Language is a reflection of the attitudes, behaviours and norms within a society. It also shapes people's attitudes as to what is 'normal' and acceptable.

Women play an active role in society, yet – all too often – we use language that ignores or minimises their contribution. Words matter in shaping our worldview. For example, the dominance of masculine words for general references can reflect assumptions about gender roles and influence readers [source].

This toolkit is an easy-to-use guide on how to use more gender-sensitive language. 

This toolkit is one of a series of documents produced by the European Institute for Gender Equality (EIGE) to raise awareness of gender-sensitive language. Other useful documents include a glossary to explain the meaning of key terms linked to gender equality and a thesaurus exploring the relationship between different terms, both accessible at EIGE's Gender Equality Glossary and Thesaurus.

Why use gender-sensitive language

In order to tackle gender inequality, we must look at the way we communicate. Using gender-sensitive language can:

  • Make it easier to see important differences between the needs of women and men;
  • Challenge unconscious assumptions people have about gender roles in society;
  • Lay the foundation for greater gender equality throughout society;
  • Raise awareness of how language affects our behaviour;
  • Make people more comfortable with expressing themselves and behaving in ways that were once not considered ‘typical’ of their gender.

Purpose of the toolkit and the intended audience

This toolkit provides guidelines for the use of gender-sensitive language in writing. Although it provides tips and examples for the English language, the underlying principles for gender-sensitive writing are universal and remain relevant when using other languages.

Key objectives of the toolkit

  • raise awareness about the importance of gender-sensitive
  • language;provide practical examples of what gender-biased and gender-discriminatory communication is and how to avoid it;
  • provide practical tools and advice for policymakers and all those involved in the drafting of documents for the public so that these texts are gender-sensitive and inclusive for all members of the society;
  • provide useful checklists and examples for users.
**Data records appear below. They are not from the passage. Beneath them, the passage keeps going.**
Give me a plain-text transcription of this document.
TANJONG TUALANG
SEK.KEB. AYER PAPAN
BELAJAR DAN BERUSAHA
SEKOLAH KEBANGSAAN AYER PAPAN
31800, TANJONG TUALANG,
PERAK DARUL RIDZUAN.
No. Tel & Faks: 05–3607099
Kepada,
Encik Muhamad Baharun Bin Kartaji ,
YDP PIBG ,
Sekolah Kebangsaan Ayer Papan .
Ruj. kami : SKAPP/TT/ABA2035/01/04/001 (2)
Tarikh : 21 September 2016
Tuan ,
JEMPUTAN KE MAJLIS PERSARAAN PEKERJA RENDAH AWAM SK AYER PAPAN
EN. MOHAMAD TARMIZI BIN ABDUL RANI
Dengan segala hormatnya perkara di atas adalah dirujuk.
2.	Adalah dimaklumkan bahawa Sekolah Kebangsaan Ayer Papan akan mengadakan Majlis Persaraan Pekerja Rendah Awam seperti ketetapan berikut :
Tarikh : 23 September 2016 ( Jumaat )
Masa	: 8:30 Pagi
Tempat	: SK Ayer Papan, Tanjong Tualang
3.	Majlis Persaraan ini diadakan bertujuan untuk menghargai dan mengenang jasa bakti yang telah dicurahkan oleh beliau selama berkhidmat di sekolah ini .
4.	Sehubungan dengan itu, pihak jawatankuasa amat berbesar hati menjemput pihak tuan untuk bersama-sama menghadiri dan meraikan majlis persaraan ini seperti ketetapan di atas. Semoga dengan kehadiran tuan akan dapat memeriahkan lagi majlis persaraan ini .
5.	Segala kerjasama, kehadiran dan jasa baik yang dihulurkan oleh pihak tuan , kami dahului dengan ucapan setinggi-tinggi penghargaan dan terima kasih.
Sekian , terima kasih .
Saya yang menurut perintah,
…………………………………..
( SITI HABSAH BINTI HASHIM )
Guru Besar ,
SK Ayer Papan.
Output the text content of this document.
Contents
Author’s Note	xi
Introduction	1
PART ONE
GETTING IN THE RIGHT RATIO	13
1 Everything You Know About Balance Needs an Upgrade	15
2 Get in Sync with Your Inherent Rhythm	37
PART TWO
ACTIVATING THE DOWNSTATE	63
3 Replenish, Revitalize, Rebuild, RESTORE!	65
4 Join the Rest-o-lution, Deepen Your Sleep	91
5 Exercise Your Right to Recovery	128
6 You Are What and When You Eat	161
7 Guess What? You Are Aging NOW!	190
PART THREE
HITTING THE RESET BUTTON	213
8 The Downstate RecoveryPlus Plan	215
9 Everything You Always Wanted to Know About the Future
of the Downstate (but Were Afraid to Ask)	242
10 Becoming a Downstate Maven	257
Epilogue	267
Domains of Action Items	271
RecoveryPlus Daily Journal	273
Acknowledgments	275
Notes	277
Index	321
The toolkit can support a broad audience of international English speakers; however, it focusses on policymakers, policy advisors, legislators, media, writers and editors involved in the process of drafting policy.

While we acknowledge that language should aim to be inclusive and reflect all members of society by acknowledging concepts such as age, ethnicity or nationality, this particular toolkit focusses on the gender dimension of language.